Menurut al-Zuhaili Istifham atau kalimat tanya pada ayat ini merupakan istifham inkari, yang menunjukkan penyangkalan atau larangan.[4] Dengan kata lain pertanyaan tersebut bermakna: Janganlah kamu mengira pengakuan keimanan itu akan langsung diakui tanpa ujian sebagai buktinya!
Ada pula yang berpendapat bahwa kata tanya ini berfungsi tawbikh (celaan) terhadap orang yang menyangka akan dibiarkan pengakuannya tanda ada pembuktian. Sebagian lagi berpendapat sebagai bantahan yang mengandung arti:
كيف تحسبون أنكم تتركون
Bagaimana mungkin kalian mengira akan dibiarkan begitu saja mengaku beriman![5]
وَلَمَّا يَعْلَمِ الله الَّذِيْنَ جَاهَدُوْا مِنْكُم
Padahal Allah belum menyaksikan orang yang berjihad dari kalanganmu!

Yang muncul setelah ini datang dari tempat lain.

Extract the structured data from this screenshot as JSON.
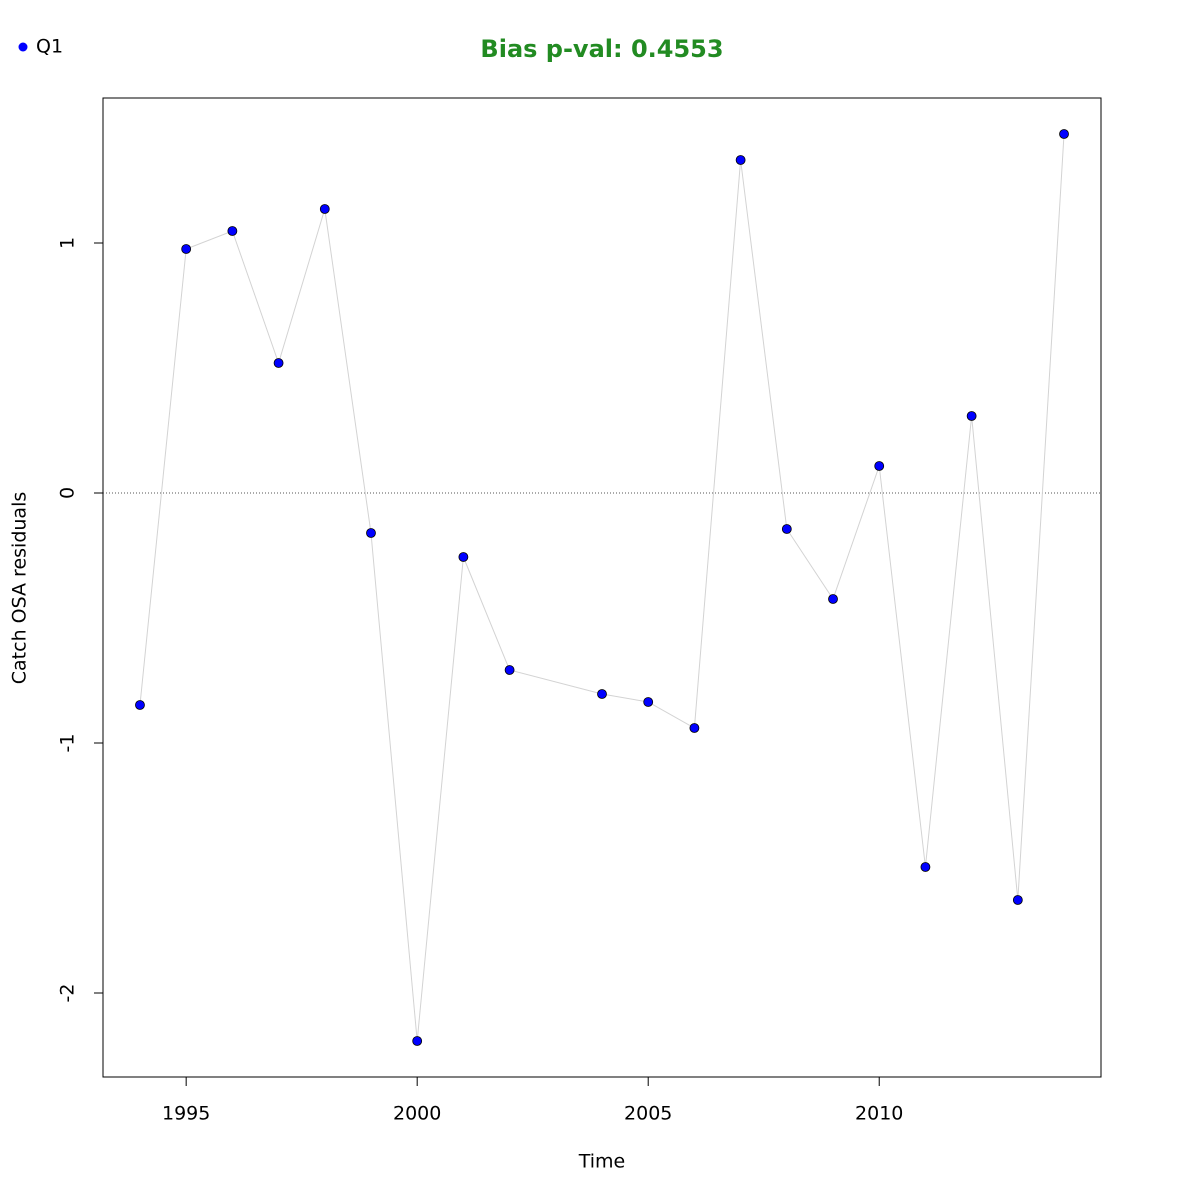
{
  "chart_data": {
    "type": "line",
    "title": "Bias p-val: 0.4553",
    "title_color": "#228b22",
    "x_label": "Time",
    "y_label": "Catch OSA residuals",
    "x": [
      1994,
      1995,
      1996,
      1997,
      1998,
      1999,
      2000,
      2001,
      2002,
      2004,
      2005,
      2006,
      2007,
      2008,
      2009,
      2010,
      2011,
      2012,
      2013,
      2014
    ],
    "series": [
      {
        "name": "Q1",
        "color": "#0000ff",
        "line_color": "#d3d3d3",
        "values": [
          -0.848,
          0.976,
          1.048,
          0.52,
          1.136,
          -0.16,
          -2.192,
          -0.256,
          -0.708,
          -0.804,
          -0.836,
          -0.94,
          1.332,
          -0.144,
          -0.424,
          0.108,
          -1.496,
          0.308,
          -1.628,
          1.436
        ]
      }
    ],
    "xlim": [
      1993.2,
      2014.8
    ],
    "ylim": [
      -2.336,
      1.58
    ],
    "xticks": [
      1995,
      2000,
      2005,
      2010
    ],
    "yticks": [
      -2,
      -1,
      0,
      1
    ],
    "reference_line": 0,
    "legend": "top-left"
  }
}
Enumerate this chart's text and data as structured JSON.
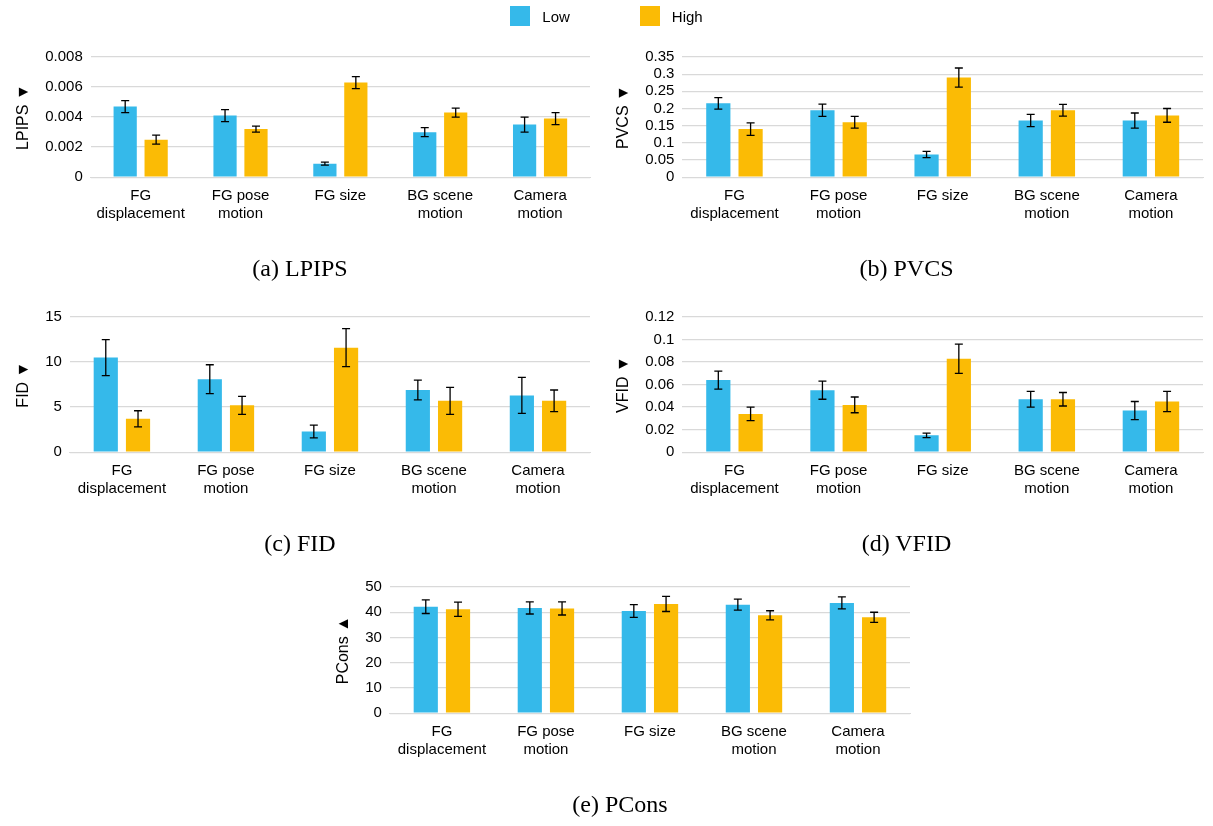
{
  "chart_data": [
    {
      "type": "bar",
      "title": "(a) LPIPS",
      "ylabel": "LPIPS ▼",
      "categories": [
        "FG displacement",
        "FG pose motion",
        "FG size",
        "BG scene motion",
        "Camera motion"
      ],
      "ylim": [
        0,
        0.008
      ],
      "yticks": [
        0,
        0.002,
        0.004,
        0.006,
        0.008
      ],
      "grid": "y",
      "legend": "top",
      "series": [
        {
          "name": "Low",
          "color": "#35b9ea",
          "values": [
            0.0047,
            0.0041,
            0.0009,
            0.003,
            0.0035
          ],
          "errors": [
            0.0004,
            0.0004,
            0.0001,
            0.0003,
            0.0005
          ]
        },
        {
          "name": "High",
          "color": "#fbbb05",
          "values": [
            0.0025,
            0.0032,
            0.0063,
            0.0043,
            0.0039
          ],
          "errors": [
            0.0003,
            0.0002,
            0.0004,
            0.0003,
            0.0004
          ]
        }
      ]
    },
    {
      "type": "bar",
      "title": "(b) PVCS",
      "ylabel": "PVCS ▼",
      "categories": [
        "FG displacement",
        "FG pose motion",
        "FG size",
        "BG scene motion",
        "Camera motion"
      ],
      "ylim": [
        0,
        0.35
      ],
      "yticks": [
        0,
        0.05,
        0.1,
        0.15,
        0.2,
        0.25,
        0.3,
        0.35
      ],
      "grid": "y",
      "series": [
        {
          "color": "#35b9ea",
          "values": [
            0.215,
            0.195,
            0.066,
            0.165,
            0.165
          ],
          "errors": [
            0.017,
            0.018,
            0.009,
            0.018,
            0.022
          ]
        },
        {
          "color": "#fbbb05",
          "values": [
            0.14,
            0.16,
            0.29,
            0.195,
            0.18
          ],
          "errors": [
            0.018,
            0.017,
            0.028,
            0.017,
            0.02
          ]
        }
      ]
    },
    {
      "type": "bar",
      "title": "(c) FID",
      "ylabel": "FID ▼",
      "categories": [
        "FG displacement",
        "FG pose motion",
        "FG size",
        "BG scene motion",
        "Camera motion"
      ],
      "ylim": [
        0,
        15
      ],
      "yticks": [
        0,
        5,
        10,
        15
      ],
      "grid": "y",
      "series": [
        {
          "color": "#35b9ea",
          "values": [
            10.5,
            8.1,
            2.3,
            6.9,
            6.3
          ],
          "errors": [
            2,
            1.6,
            0.7,
            1.1,
            2
          ]
        },
        {
          "color": "#fbbb05",
          "values": [
            3.7,
            5.2,
            11.6,
            5.7,
            5.7
          ],
          "errors": [
            0.9,
            1,
            2.1,
            1.5,
            1.2
          ]
        }
      ]
    },
    {
      "type": "bar",
      "title": "(d) VFID",
      "ylabel": "VFID ▼",
      "categories": [
        "FG displacement",
        "FG pose motion",
        "FG size",
        "BG scene motion",
        "Camera motion"
      ],
      "ylim": [
        0,
        0.12
      ],
      "yticks": [
        0,
        0.02,
        0.04,
        0.06,
        0.08,
        0.1,
        0.12
      ],
      "grid": "y",
      "series": [
        {
          "color": "#35b9ea",
          "values": [
            0.064,
            0.055,
            0.015,
            0.047,
            0.037
          ],
          "errors": [
            0.008,
            0.008,
            0.002,
            0.007,
            0.008
          ]
        },
        {
          "color": "#fbbb05",
          "values": [
            0.034,
            0.042,
            0.083,
            0.047,
            0.045
          ],
          "errors": [
            0.006,
            0.007,
            0.013,
            0.006,
            0.009
          ]
        }
      ]
    },
    {
      "type": "bar",
      "title": "(e) PCons",
      "ylabel": "PCons ▲",
      "categories": [
        "FG displacement",
        "FG pose motion",
        "FG size",
        "BG scene motion",
        "Camera motion"
      ],
      "ylim": [
        0,
        50
      ],
      "yticks": [
        0,
        10,
        20,
        30,
        40,
        50
      ],
      "grid": "y",
      "series": [
        {
          "color": "#35b9ea",
          "values": [
            42.2,
            41.7,
            40.5,
            43,
            43.7
          ],
          "errors": [
            2.7,
            2.4,
            2.5,
            2.2,
            2.4
          ]
        },
        {
          "color": "#fbbb05",
          "values": [
            41.2,
            41.5,
            43.3,
            38.8,
            38
          ],
          "errors": [
            2.8,
            2.6,
            3,
            1.8,
            2
          ]
        }
      ]
    }
  ]
}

Artinya, sebagai manusia belum bisa diakui mu’min, kalau mereka belum membuktikan keimanannya dengan jihad. Jihad merupakan tanda bukti keimanan. Jihad juga merupakan sebagian dari ujian keimanan. Siapa yang siap berjihad, berarti lulus ujian keimanannya.[6] Allah SWT berfirman:
الم أَحَسِبَ النَّاسُ أَنْ يُتْرَكُوا أَنْ يَقُولُوا ءَامَنَّا وَهُمْ لَا يُفْتَنُونَ وَلَقَدْ فَتَنَّا الَّذِينَ مِنْ قَبْلِهِمْ فَلَيَعْلَمَنَّ اللَّهُ الَّذِينَ صَدَقُوا وَلَيَعْلَمَنَّ الْكَاذِبِينَ
“Apakah manusia itu mengira bahwa mereka dibiarkan (saja) mengatakan: “Kami telah beriman”, sedang mereka tidak diuji lagi? Dan sesungguhnya Kami telah menguji orang-orang yang sebelum mereka, maka sesungguhnya Allah mengetahui orang-orang yang benar dan sesungguhnya Dia mengetahui orang-orang yang dusta.” Qs.29:1-3
Orang yang mati tidak berjihad, belum tentu dianggap mukmin. Perhatikan hadits berikut:
عَنْ أَبِي هُرَيْرَةَ قَالَ قَالَ رَسُولُ اللَّهِ صَلَّى اللَّهُ عَلَيْهِ وَسَلَّمَ مَنْ مَاتَ وَلَمْ يَغْزُ وَلَمْ يُحَدِّثْ بِهِ نَفْسَهُ مَاتَ عَلَى شُعْبَةٍ مِنْ نِفَاقٍ
“Diriwayatkan dari Abi Hurairah[7], Rasul SAW bersabda: Barangsiapa yang mati tidak berperang di jalan Allah, dan tidak mempunyai program dirinya dalam jihad, mati pada suatu cabang dari kemunafikan.” Hr. Muslim (206-261H), Abu Dawud(202-275H), al-Nasa`iy (215-303H).[8]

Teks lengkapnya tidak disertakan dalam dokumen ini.